To take any of our courses, students must be familiar with opening a browser, navigating to a website, and joining a Zoom meeting.

Students must have a quiet place to study and participate in the class for the duration of the class. Some students may prefer a headset to isolate any background noise and help them focus in class.

Most course lectures and content may be viewed on mobile devices but programming assignments and certain quizzes require a desktop or laptop computer.

Students are required to have their camera on at all times during the class, unless they have an explicit exception approved by their parent or legal guardian.

Our technology requirements are similar to that of most Online classes.

A desktop or laptop computer running Windows (PC), Mac OS (Mac), or Chrome OS (Chromebook).
Students must be able to run a Zoom Client.
A working microphone, speaker, webcam, and an external mouse.
A high-speed internet connection with at least 15mbps download speed (check your Internet speed).

This course includes several timed tests where you will be asked to complete a given number of questions within a 1-3 hour time limit.
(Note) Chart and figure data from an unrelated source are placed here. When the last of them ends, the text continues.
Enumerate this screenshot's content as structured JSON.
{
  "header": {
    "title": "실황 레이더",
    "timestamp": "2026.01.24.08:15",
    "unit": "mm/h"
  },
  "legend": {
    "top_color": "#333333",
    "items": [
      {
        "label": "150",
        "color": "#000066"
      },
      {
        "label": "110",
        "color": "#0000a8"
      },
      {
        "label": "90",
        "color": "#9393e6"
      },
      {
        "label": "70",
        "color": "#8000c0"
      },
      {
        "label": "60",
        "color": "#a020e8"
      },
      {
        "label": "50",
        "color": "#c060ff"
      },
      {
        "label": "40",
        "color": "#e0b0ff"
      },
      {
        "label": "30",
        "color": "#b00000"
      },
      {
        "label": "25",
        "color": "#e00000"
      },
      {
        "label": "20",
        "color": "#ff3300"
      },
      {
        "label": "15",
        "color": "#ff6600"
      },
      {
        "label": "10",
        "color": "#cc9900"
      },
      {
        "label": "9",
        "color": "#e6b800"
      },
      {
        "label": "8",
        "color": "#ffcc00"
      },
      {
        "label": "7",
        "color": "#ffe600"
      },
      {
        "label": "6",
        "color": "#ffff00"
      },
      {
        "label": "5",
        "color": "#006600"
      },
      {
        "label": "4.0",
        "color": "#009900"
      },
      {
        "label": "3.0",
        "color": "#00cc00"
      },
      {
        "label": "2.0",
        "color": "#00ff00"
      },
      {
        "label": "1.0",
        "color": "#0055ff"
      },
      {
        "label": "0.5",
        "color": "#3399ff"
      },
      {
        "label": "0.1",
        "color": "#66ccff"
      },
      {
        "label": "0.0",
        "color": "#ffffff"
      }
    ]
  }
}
These tests are designed to keep you competitively prepared but you can take them as often as you like. We do not proctor these exams, neither do we require that you install special lockdown browser.

In today's environment, when students have access to multiple devices, most attempts to avoid cheating in online exams are symbolic. Our exams are meant to encourage you to learn and push yourself using an honor system.

We do assign a grade at the end of the year based on a number of criteria which includes class participation, completion of assignments, and performance in the tests. We do not reveal the exact formula to minimize students' incentive to optimize for a higher grade.

We believe that your grade in the course should reflect how well you have learnt the skills, and a couple of timed-tests, while traditional, aren't the best way to evaluate your learning.